Nel corso del vertice si sono affrontati i nodi nevralgici del comparto: l’avvio della stagione irrigua, la nuova legge di riordino dei consorzi e la riduzione del costo del personale. Rispetto al primo punto, le organizzazioni sindacali si sono dichiarate pronte a collaborare affinché si dia avvio alla stagione irrigua attraverso l’assunzione degli operai a tempo determinato addetti a tale funzione.

Tuttavia, a detta dei segretari, quest’azione non è sufficiente dal momento che i consorzi sono chiamati, dalle amministrazioni comunali e dai singoli proprietari, a svolgere attività di tutela e salvaguardia del territorio, senza dimenticare che la stessa Regione Puglia richiede interventi nella prevenzione degli incendi. “Per questi motivi – spiegano in una nota stampa - è necessario procedere anche all’assunzione degli operai che svolgono attività di manutenzione sulle opere di bonifica, garantendo i relativi servizi agli agricoltori”. Per quanto riguarda l’emergenza irrigua, sempre secondo i sindacalisti, oltre all’assunzione degli operai è necessario anche il supporto di tutta la struttura che “può funzionare efficacemente  solo se i dipendenti vengono messi in condizione di lavorare serenamente”.
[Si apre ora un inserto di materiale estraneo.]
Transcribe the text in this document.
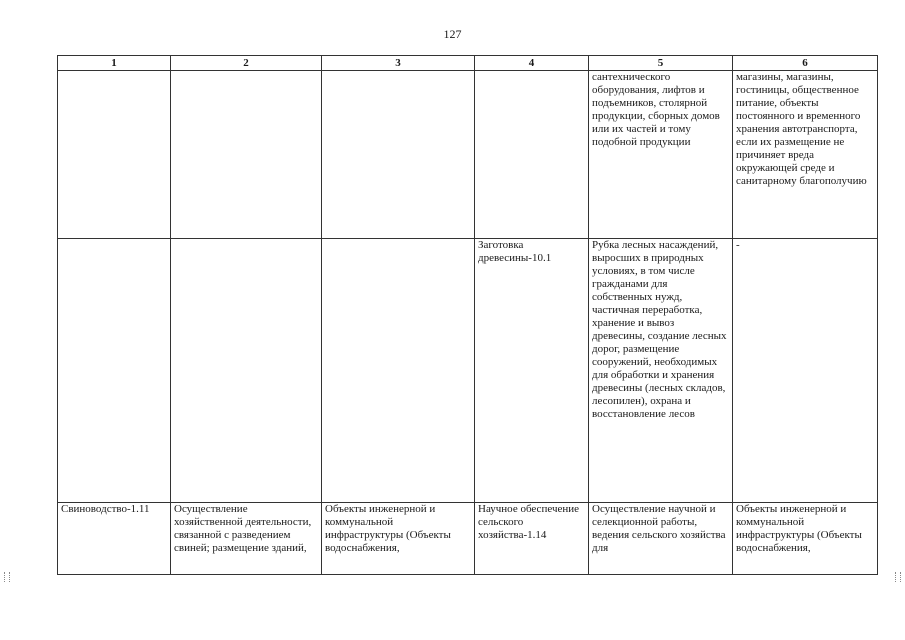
127
1	2	3	4	5	6

				сантехнического оборудования, лифтов и подъемников, столярной продукции, сборных домов или их частей и тому подобной продукции	магазины, магазины, гостиницы, общественное питание, объекты постоянного и временного хранения автотранспорта, если их размещение не причиняет вреда окружающей среде и санитарному благополучию

			Заготовка древесины-10.1	Рубка лесных насаждений, выросших в природных условиях, в том числе гражданами для собственных нужд, частичная переработка, хранение и вывоз древесины, создание лесных дорог, размещение сооружений, необходимых для обработки и хранения древесины (лесных складов, лесопилен), охрана и восстановление лесов	-

Свиноводство-1.11	Осуществление хозяйственной деятельности, связанной с разведением свиней; размещение зданий,	Объекты инженерной и коммунальной инфраструктуры (Объекты водоснабжения,	Научное обеспечение сельского хозяйства-1.14	Осуществление научной и селекционной работы, ведения сельского хозяйства для	Объекты инженерной и коммунальной инфраструктуры (Объекты водоснабжения,
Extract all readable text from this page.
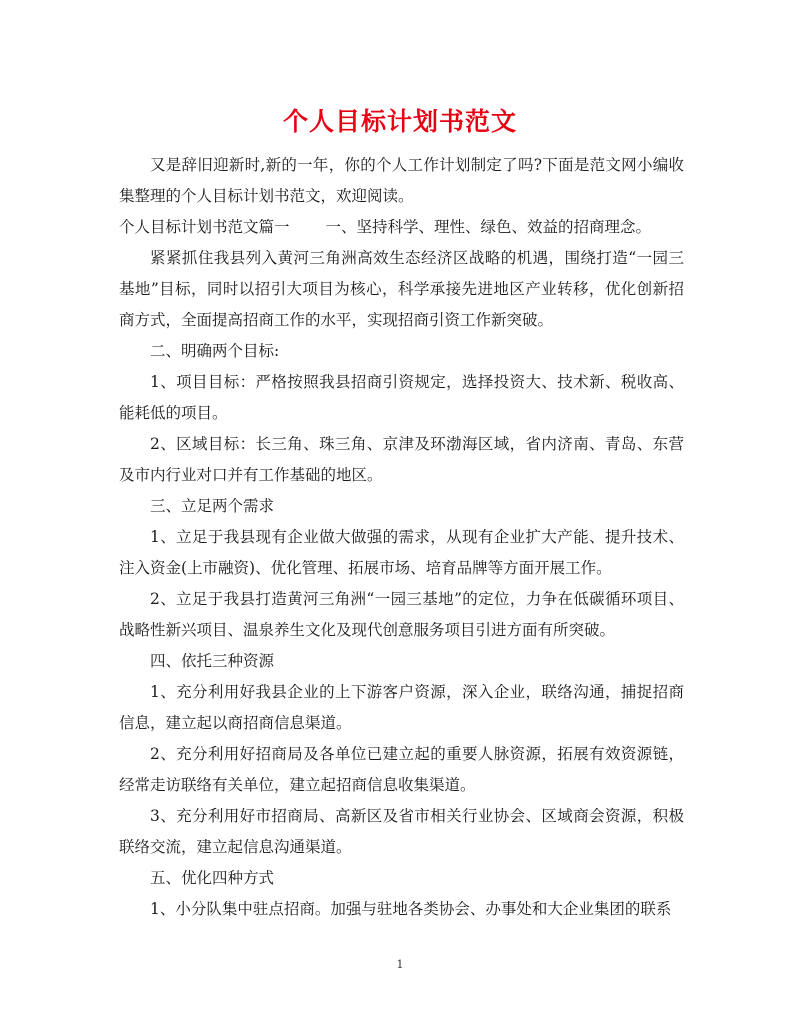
个人目标计划书范文

又是辞旧迎新时,新的一年，你的个人工作计划制定了吗?下面是范文网小编收集整理的个人目标计划书范文，欢迎阅读。

个人目标计划书范文篇一 一、坚持科学、理性、绿色、效益的招商理念。

紧紧抓住我县列入黄河三角洲高效生态经济区战略的机遇，围绕打造“一园三基地”目标，同时以招引大项目为核心，科学承接先进地区产业转移，优化创新招商方式，全面提高招商工作的水平，实现招商引资工作新突破。

二、明确两个目标:

1、项目目标：严格按照我县招商引资规定，选择投资大、技术新、税收高、能耗低的项目。

2、区域目标：长三角、珠三角、京津及环渤海区域，省内济南、青岛、东营及市内行业对口并有工作基础的地区。

三、立足两个需求

1、立足于我县现有企业做大做强的需求，从现有企业扩大产能、提升技术、注入资金(上市融资)、优化管理、拓展市场、培育品牌等方面开展工作。

2、立足于我县打造黄河三角洲“一园三基地”的定位，力争在低碳循环项目、战略性新兴项目、温泉养生文化及现代创意服务项目引进方面有所突破。

四、依托三种资源

1、充分利用好我县企业的上下游客户资源，深入企业，联络沟通，捕捉招商信息，建立起以商招商信息渠道。

2、充分利用好招商局及各单位已建立起的重要人脉资源，拓展有效资源链，经常走访联络有关单位，建立起招商信息收集渠道。

3、充分利用好市招商局、高新区及省市相关行业协会、区域商会资源，积极联络交流，建立起信息沟通渠道。

五、优化四种方式

1、小分队集中驻点招商。加强与驻地各类协会、办事处和大企业集团的联系

1
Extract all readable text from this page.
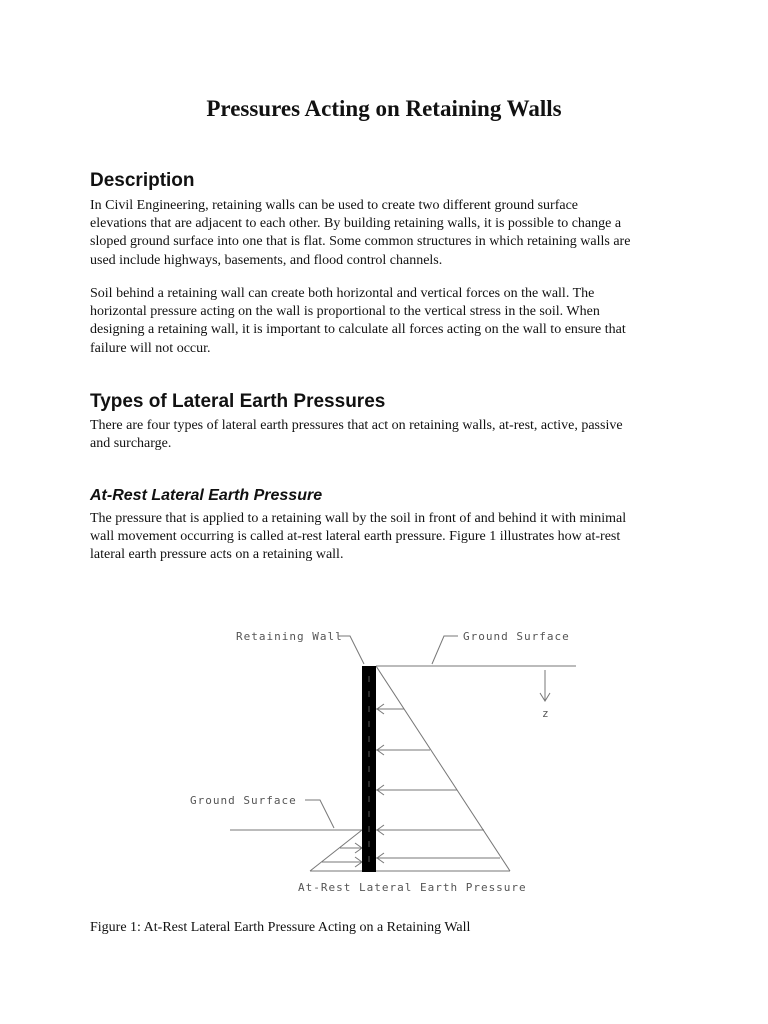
Pressures Acting on Retaining Walls
Description

In Civil Engineering, retaining walls can be used to create two different ground surface
elevations that are adjacent to each other. By building retaining walls, it is possible to change a
sloped ground surface into one that is flat. Some common structures in which retaining walls are
used include highways, basements, and flood control channels.

Soil behind a retaining wall can create both horizontal and vertical forces on the wall. The
horizontal pressure acting on the wall is proportional to the vertical stress in the soil. When
designing a retaining wall, it is important to calculate all forces acting on the wall to ensure that
failure will not occur.

Types of Lateral Earth Pressures

There are four types of lateral earth pressures that act on retaining walls, at-rest, active, passive
and surcharge.

At-Rest Lateral Earth Pressure

The pressure that is applied to a retaining wall by the soil in front of and behind it with minimal
wall movement occurring is called at-rest lateral earth pressure. Figure 1 illustrates how at-rest
lateral earth pressure acts on a retaining wall.

z
Retaining Wall	Ground Surface
Ground Surface
At-Rest Lateral Earth Pressure

Figure 1: At-Rest Lateral Earth Pressure Acting on a Retaining Wall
Il terzo punto del vertice riguardava la necessità di ridurre gli stipendi: a questo proposito le categorie di Cgil, Cisl e Uil hanno precisato che i costi dei consorzi sono composti sia dalle retribuzioni del personale sia da quelli della gestione complessiva per cui “risulta opportuna una riduzione organica che non scarichi tutti gli oneri sui soli dipendenti”.

Lavoratori e sindacati, in ultima istanza, si sono opposti alla riduzione dello stipendio base calcolato sulla base del contratto collettivo nazionale del lavoro, aprendosi alla discussione su straordinari, oneri accessori e attività che non rientrano nelle specifiche mansioni del personale. “Questi servizi ulteriori – hanno spiegato i sindacalisti – sono utili per compensare la carenza di figure professionali nei settori strategici, indispensabili al buon funzionamento degli enti ed i lavoratori si sono dichiarati disponibili a svolgere un doppio incarico”. Cgil, Cisl e Uil rimangono in attesa di ulteriori sviluppi ma non escludono future azioni sindacali tese a rivendicare i diritti dei lavoratori.